This section is from the book "Food And Feeding In Health And Disease", by Chalmers Watson. Also available from Amazon: Food and Feeding in Health and Disease.
The causation of chronic rheumatism is not exactly known. Our present knowledge indicates that an important factor in rheumatism is a poisoning of the system by a poison absorbed from a latent catarrh, such as is frequently present in the digestive tract, uterus, bladder, or other mucous membrane (see Auto-intoxication). In the presence of a weak spot of this kind, diet frequently acts as an exciting cause. It may do so in virtue of one or other of the following defects: -
1. Excess of animal protein foods, such as is involved in taking a rich meat diet twice or thrice daily, with a resulting excessive putrefaction of proteins.
2. Excess of sugars, jams, etc., such as is involved in taking four or five cups of tea daily with much sugar, also marmalade and jams, sweets and chocolate, with abnormal fermentations as a sequel. The careful application to the urine of the test known as the pancreatic reaction (p. 377) is of great value as indicating whether there is any excess of farinaceous or saccharine foods.

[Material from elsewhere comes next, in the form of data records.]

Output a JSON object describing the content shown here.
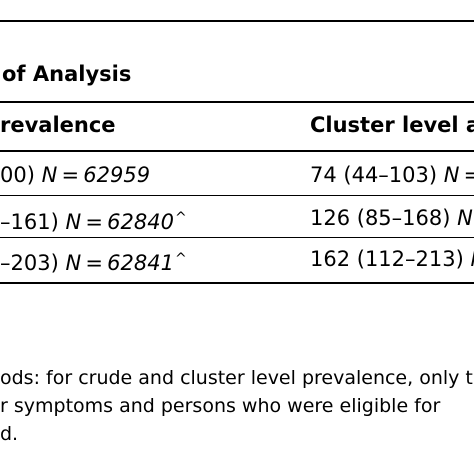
{
  "table": {
    "group_header": "of Analysis",
    "col_headers": [
      "revalence",
      "Cluster level a"
    ],
    "rows": [
      {
        "c1_ci": "00)",
        "c1_n_label": "N = 62959",
        "c1_mark": "",
        "c2_ci": "74 (44–103)",
        "c2_n_label": "N = ("
      },
      {
        "c1_ci": "–161)",
        "c1_n_label": "N = 62840",
        "c1_mark": "^",
        "c2_ci": "126 (85–168)",
        "c2_n_label": "N ="
      },
      {
        "c1_ci": "–203)",
        "c1_n_label": "N = 62841",
        "c1_mark": "^",
        "c2_ci": "162 (112–213)",
        "c2_n_label": "N  "
      }
    ]
  },
  "footnote": {
    "lines": [
      "ods: for crude and cluster level prevalence, only t",
      "r symptoms and persons who were eligible for",
      "d."
    ]
  }
}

An excess in either of these directions may induce all the symptoms of chronic rheumatism. In a few cases the patient is aware that certain articles of diet induce his rheumatism, and under these circumstances the use of such foods or drinks should be avoided or restricted. There is no question that some rheumatic subjects keep themselves free from pain on a lacto-vegetarian diet (p. 520). No hard and fast rules can be laid down. In the investigation of rheumatic cases, careful attention must be directed to the dietary of the patient for a long time prior to the development of rheumatic symptoms. Has the patient indulged too freely in animal "protein foods"? e.g., indulging in a rich red-meat diet twice or thrice daily. Has he been in the habit of taking a large amount of sugar, in the form of sugar in his tea, jam, fruit, and the like? Has he partaken of beer or other alcoholic liquors to an extent which is prejudicial to him? e.g., taking a little of beer daily to lunch over a lengthened period, when leading a comparatively sedentary life. And lastly, has there been in operation any contributory factor, such as constipation, the existence of which would be an important contributing factor?
Most cases of rheumatism can be cured by these points. In conclusion one may formulate the general rules: -
1. The diet should be a simple one, taken a intervals, and eaten slowly. When the digestion is good and the appetite strong, a large amount of food may be taken provided it be of a simple nature. Special care must be taken to prevent constipation.
2. Any article of food or drink which the patients have good reason to believe detrimental should be withheld or taken in sparing amount. Their nature frequently gives a clue to the nature of the faulty metabolism present. In this connection it is important to note the periodic nature of the symptoms, e.g. recurrence of "rheumatism " at the fruit season.
Most rheumatic subjects drink too little. The writer has had under his care a lady affected with chronic rheumatic pains who passed only from 6 to 8 ounces of urine daily. Similar cases are far from uncommon. Plain water, hot water night and morning, or Lithia water, to the extent of about 15 to 20 ounces (two tumblerfuls) should be taken daily, on an empty stomach.
4. If the patient can furnish no clue as to dietetic error, and if the pancreatic reaction of the urine is of a negative character, the best plan is as follows: - (a) Reduce the diet, making it as simple as possible, and if that does not suffice, cut off meat foods, putting the patient on a lacto-vegetarian diet, care being at the same time taken that no excess of sugar is taken in the dietary. Special value in some cases attaches to the use of buttermilk, of which a detailed account is given on p. 540.